I have not remarried, but I had to be the one to bring up my late husband before others felt comfortable talking about him in front of me and I had to do this a lot, before they would! It has been 4 year and it is only now that others will mention him with out my doing so first.Also, other people move on and you learn to live with it. I too have found that I have to be the one making the plans to get together, because they are off living their lives as normal with their spouses. It is not fair, because often you have so much more to do, because you are by yourself, but people do not think about this! And unfortunately that is just the way it is. I will admit I am sure being remarried does make the situation more complex. but understand that even those who are not remarried soon lose the support that others showed in the beginning! I wish I could tell you that if she speak to them that they will get it, but they won't! Sometimes we just have to suck it up and do what we must create the life we want and find our own support network.

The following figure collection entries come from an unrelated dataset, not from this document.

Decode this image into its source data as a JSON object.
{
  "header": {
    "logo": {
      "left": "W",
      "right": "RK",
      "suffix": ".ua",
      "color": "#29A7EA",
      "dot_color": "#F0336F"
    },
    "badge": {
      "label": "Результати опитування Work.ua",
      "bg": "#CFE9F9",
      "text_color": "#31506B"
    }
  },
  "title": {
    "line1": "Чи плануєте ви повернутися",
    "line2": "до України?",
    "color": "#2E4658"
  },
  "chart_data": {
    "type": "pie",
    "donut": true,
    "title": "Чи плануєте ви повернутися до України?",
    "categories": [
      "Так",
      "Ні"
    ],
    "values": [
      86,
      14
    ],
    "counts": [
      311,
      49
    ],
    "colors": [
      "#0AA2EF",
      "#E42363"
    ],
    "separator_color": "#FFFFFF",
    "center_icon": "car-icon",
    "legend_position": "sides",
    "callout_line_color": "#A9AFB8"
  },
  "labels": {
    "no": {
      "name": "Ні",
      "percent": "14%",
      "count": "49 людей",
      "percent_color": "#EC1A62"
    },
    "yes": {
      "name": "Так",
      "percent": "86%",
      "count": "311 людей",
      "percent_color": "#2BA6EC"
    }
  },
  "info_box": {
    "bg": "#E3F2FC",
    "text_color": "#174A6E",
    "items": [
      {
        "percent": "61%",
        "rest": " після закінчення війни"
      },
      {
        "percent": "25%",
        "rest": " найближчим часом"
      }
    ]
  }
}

ReplyDeleteYou talk about the friendships dissolving around you.... Have you tried to mend thm if there's a link to your former husband?? I don't think ppl intentionally forget or stop asking or offering support. People are busy, life is so fast paced. The fact that you were " strong enough" to get married again probably sends a message of "you've healed" (somewhat) and maybe there's not a perception of "need." It sounds like what you're craving is attention, and again....with a busy household and new husband and family, maybe ppl assume you've got more attention than the average person, how could you be lonely. Your post is somewhat intriguing to me as I am currently helping a friend deal with a loss.